Başrol HDP'nin!

AK Parti'de daha önce benzerine rastlamadığımız ihraç süreçleri yaşanıyor.

Eski Başbakan Ahmet Davutoğlu ve beraberinde hareket eden birçok kişi partiden atılmak üzere.

AK Parti Genel Başkanı Recep Tayyip Erdoğan, Davutoğlu grubu üzerinden "yeni siyasi hareket" girişimlerine yüklenmeye devam ediyor.

Hükümetin diğer sözcüleri de HDP ve İmamoğlu eleştirisini benimsemiş durumda.

Bu yöntem oldukça tanıdık aslında; Erdoğan muhtemel rakiplerini kendisi belirlemek istiyor. Abdullah Gül ve Ali Babacan ekibi yerine Davutoğlu grubunu hedef alıyor.

Öte yanda ise İstanbul Büyükşehir Belediye Başkanı Ekrem İmamoğlu'na yönelik açıklamalar söz konusu. İktidar medyası da bu konuda epey mesai harcıyor.

Bu sırada CHP'den de ilginç hamleler geliyor.

HDP'lilerle samimi görüntüler verilmesi, doğum günü kutlamaları gibi eylemlerle HDP'nin toplumdaki imajının olumsuzluğuna aldırış edilmeden hareket ediliyor.

Seçimlerde millet ittifakı olarak ortak hareket ettikleri ve milliyetçi oyların İmamoğlu'na yönelmesi noktasında önemli bir misyon üstlenen İYİ Parti'nin hassasiyetlerine pek aldırış edilmiyor.

Israrla belirli noktalar kaşınıyor, ısrarla belirli mesajlar verilmek isteniyor.

CHP İstanbul İl Başkanı'nın geçmişte ve son olarak yaptığı "Türkiye halkları" açıklamaları milli devlete açıkça meydan okuyor.

Bu tablo tam da Erdoğan'ın istediği şartları oluşturuyor aslında.

Parti içindeki muhalefet Davutoğlu ve çevresinde şekillendiriliyor,

Olası başkanlık seçimlerinde şimdiden İmamoğlu rakip gibi belirlenip, yıpratılmak isteniyor.

Muhalefet, yeniden HDP-CHP olarak konumlandırılıyor…

Hatta ilerleyen günlerde Bahçeli'nin İYİ Parti'ye yönelik yeni açılımlar yapması da muhtemel.

Seçimler öncesinde Abdullah Öcalan'ın kardeşinden medet uman zihniyet, şu anda HDP'ye kayyum atamak suretiyle milliyetçilik oynuyor.

Bu tablodan yapılacak en önemli çıkarım şu galiba; HDP, Türkiye'nin kilit partisi haline geldi.

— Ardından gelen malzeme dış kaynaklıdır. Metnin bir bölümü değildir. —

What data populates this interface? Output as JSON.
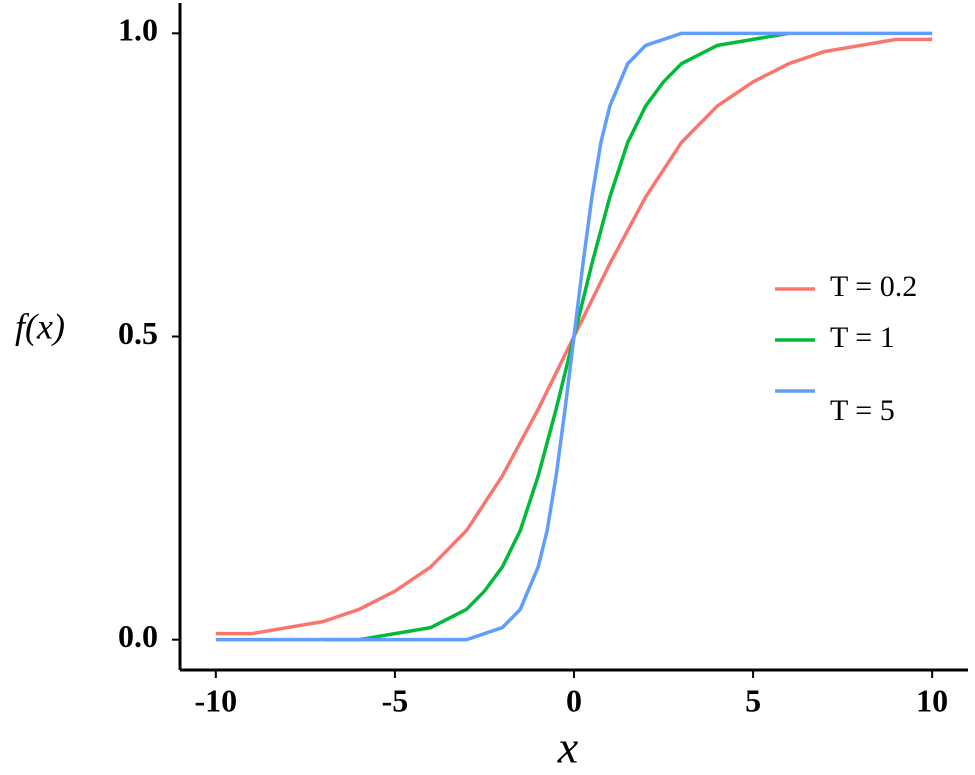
{
  "chart_data": {
    "type": "line",
    "xlabel": "x",
    "ylabel": "f(x)",
    "xlim": [
      -11,
      11
    ],
    "ylim": [
      -0.05,
      1.05
    ],
    "xticks": [
      -10,
      -5,
      0,
      5,
      10
    ],
    "yticks": [
      {
        "value": 0,
        "label": "0.0"
      },
      {
        "value": 0.5,
        "label": "0.5"
      },
      {
        "value": 1,
        "label": "1.0"
      }
    ],
    "grid": false,
    "legend": "right",
    "series": [
      {
        "name": "T = 0.2",
        "color": "#f8766d",
        "x": [
          -10,
          -9,
          -8,
          -7,
          -6,
          -5,
          -4,
          -3,
          -2,
          -1,
          0,
          1,
          2,
          3,
          4,
          5,
          6,
          7,
          8,
          9,
          10
        ],
        "values": [
          0.01,
          0.01,
          0.02,
          0.03,
          0.05,
          0.08,
          0.12,
          0.18,
          0.27,
          0.38,
          0.5,
          0.62,
          0.73,
          0.82,
          0.88,
          0.92,
          0.95,
          0.97,
          0.98,
          0.99,
          0.99
        ]
      },
      {
        "name": "T = 1",
        "color": "#00ba38",
        "x": [
          -7,
          -6,
          -5,
          -4,
          -3,
          -2.5,
          -2,
          -1.5,
          -1,
          -0.5,
          0,
          0.5,
          1,
          1.5,
          2,
          2.5,
          3,
          4,
          5,
          6
        ],
        "values": [
          0,
          0,
          0.01,
          0.02,
          0.05,
          0.08,
          0.12,
          0.18,
          0.27,
          0.38,
          0.5,
          0.62,
          0.73,
          0.82,
          0.88,
          0.92,
          0.95,
          0.98,
          0.99,
          1
        ]
      },
      {
        "name": "T = 5",
        "color": "#619cff",
        "x": [
          -10,
          -4,
          -3,
          -2,
          -1.5,
          -1,
          -0.75,
          -0.5,
          -0.25,
          0,
          0.25,
          0.5,
          0.75,
          1,
          1.5,
          2,
          3,
          10
        ],
        "values": [
          0,
          0,
          0,
          0.02,
          0.05,
          0.12,
          0.18,
          0.27,
          0.38,
          0.5,
          0.62,
          0.73,
          0.82,
          0.88,
          0.95,
          0.98,
          1,
          1
        ]
      }
    ]
  }
}
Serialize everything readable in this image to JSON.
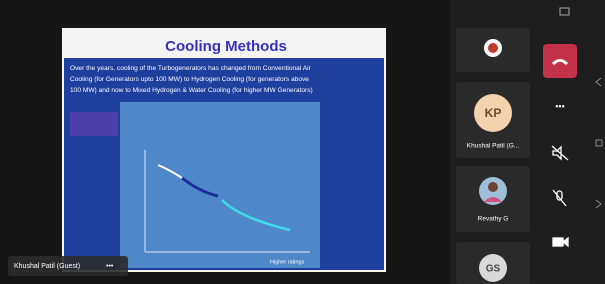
{
  "slide": {
    "title": "Cooling Methods",
    "body": [
      "Over the years, cooling  of the Turbogenerators has changed from Conventional  Air",
      "Cooling (for Generators  upto 100 MW) to Hydrogen Cooling (for generators  above",
      "100 MW) and now to Mixed Hydrogen & Water Cooling (for higher MW Generators)"
    ],
    "chart_caption": "Higher ratings"
  },
  "name_tag": {
    "name": "Khushal Patil (Guest)",
    "menu": "•••"
  },
  "participants": [
    {
      "initials": "KP",
      "name": "Khushal Patil (G..."
    },
    {
      "name": "Revathy G"
    },
    {
      "initials": "GS"
    }
  ],
  "controls": {
    "more": "•••"
  }
}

Sırtını PKK'ya dayayarak, bombayla, silahla, ırkçı söylemlerle gayet başarılı oldular!

Bu durum aslında Türk siyasetinin nasıl can çekiştiğini gösteriyor.

Seçimlerden bu yana Ankara, Adana, Bolu belediyelerinin yaptığı tasarruflar dışında milletin, vatandaşın lehine olan durum yok gibi…

Herkes bir siyasetin, herkes bir çıkarın peşinde.

Siyasi parti liderleri dışında çimen misali ezilip, savruluyoruz.

HDP aşağı, HDP yukarı…

Bu arada insanların sinir uçlarını kaşıyan Diyanet ve benzeri kurumlar da boş durmuyor tabi.

Günün sonunda şöyle bir ülke manzarasına baktığınızda içinizi açan tek konu; transfer haberleri oluyor.

Bu gidiş, gidiş değildir.

Siyasetin, güçlülerin elinde oyuncak olduğu, Yargı'nın işlevsizleştiği, milli devletin iktidar ve muhalefetin bazı unsurları tarafından hedef alındığı bir ortamdayız.

Bu ortamda vatandaş ne yapsın?

İki ay içinde gelen yüzde 30 doğalgaz zammını ve enflasyonu konuşacağımız yerde Demirtaş'ın doğum günü kutlamalarını, belediyelere kayyum atanmasını, bakanların tehditlerini konuşuyor ve izliyoruz.

Kimse kusura bakmasın da böyle siyaset olmaz.

AK Parti Genel Başkanı Erdoğan da artık birilerini hedef almak yerine, özelleştirme ve S-400 dışında yapacakları devlet politikaları hakkında konuşmalı.

En büyük israf, zamanı kötü kullanmaktır.

Ve Türk siyaseti israfın sınırlarını zorluyor.